Rawduck’s first premises, a café on Amhurst Road, closed rather dramatically in November 2013 after structural damage to the building led to an emergency evacuation and its eventual demolition. It reopened in April on Richmond Road in a larger and airier space with a full kitchen, suggesting that the relocation, despite being harrowing, has wrought some benefits to the restaurant’s scale and ambitions.
Like its sister restaurant Ducksoup, Rawduck puts an emphasis on healthful, seasonal eating and house cured, smoked, and fermented food. Its quirky menu has unusual ingredients that, while enticing, are sometimes needlessly obscure. Thankfully our waiter welcomed questions and recommended dishes. Following her suggestion, we started with a raspberry drinking vinegar: slightly carbonated, tart but not sour, it was a worthy non-alcoholic alternative to wine.
Our dinner consisted of various sharing plates.

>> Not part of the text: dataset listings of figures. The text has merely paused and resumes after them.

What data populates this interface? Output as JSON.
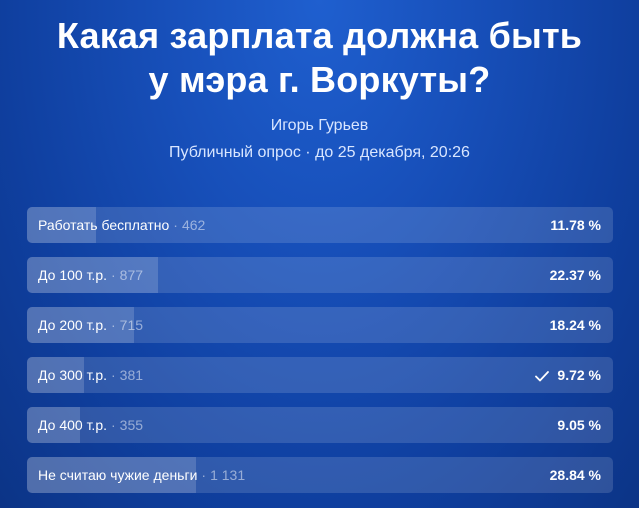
{
  "poll": {
    "title_line1": "Какая зарплата должна быть",
    "title_line2": "у мэра г. Воркуты?",
    "author": "Игорь Гурьев",
    "meta": "Публичный опрос · до 25 декабря, 20:26",
    "separator": "·",
    "options": [
      {
        "label": "Работать бесплатно",
        "count": "462",
        "percent": "11.78 %",
        "share": 0.1178,
        "selected": false
      },
      {
        "label": "До 100 т.р.",
        "count": "877",
        "percent": "22.37 %",
        "share": 0.2237,
        "selected": false
      },
      {
        "label": "До 200 т.р.",
        "count": "715",
        "percent": "18.24 %",
        "share": 0.1824,
        "selected": false
      },
      {
        "label": "До 300 т.р.",
        "count": "381",
        "percent": "9.72 %",
        "share": 0.0972,
        "selected": true
      },
      {
        "label": "До 400 т.р.",
        "count": "355",
        "percent": "9.05 %",
        "share": 0.0905,
        "selected": false
      },
      {
        "label": "Не считаю чужие деньги",
        "count": "1 131",
        "percent": "28.84 %",
        "share": 0.2884,
        "selected": false
      }
    ]
  },
  "colors": {
    "background": "#174fb9",
    "text": "#ffffff"
  },
  "icons": {
    "selected": "check-icon"
  }
}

Fermented sweet white miso carrots were the star of the meal – and cost £2. The miso’s salty richness balanced out the sweetness of the blanched carrots. The “impatient” cucumber pickles that followed were bland by comparison and lacked the punch of a longer brine. A courgette and pomegranate salad with tahini yogurt was beautifully presented and an exemplar of the restaurant’s mission to source the best ingredients.
Buttermilk fried chicken, while expertly done, didn’t stand out, but the restaurant’s signature dish, chopped raw duck, was excellent: marinated in citrus juice with red onion and chilli, it was an elegant take on a ceviche. For pudding we shared a lemon pie. Zesty slices of lemon offset buttery pastry and a healthy dose of clotted cream.
Our bill came in at £20 a head (albeit with no wine), and for the price we felt we’d received a generous selection of inventive dishes that piqued our curiosity in a cosy space that invited us to linger. A welcome addition to the increasingly foodie Hackney Central.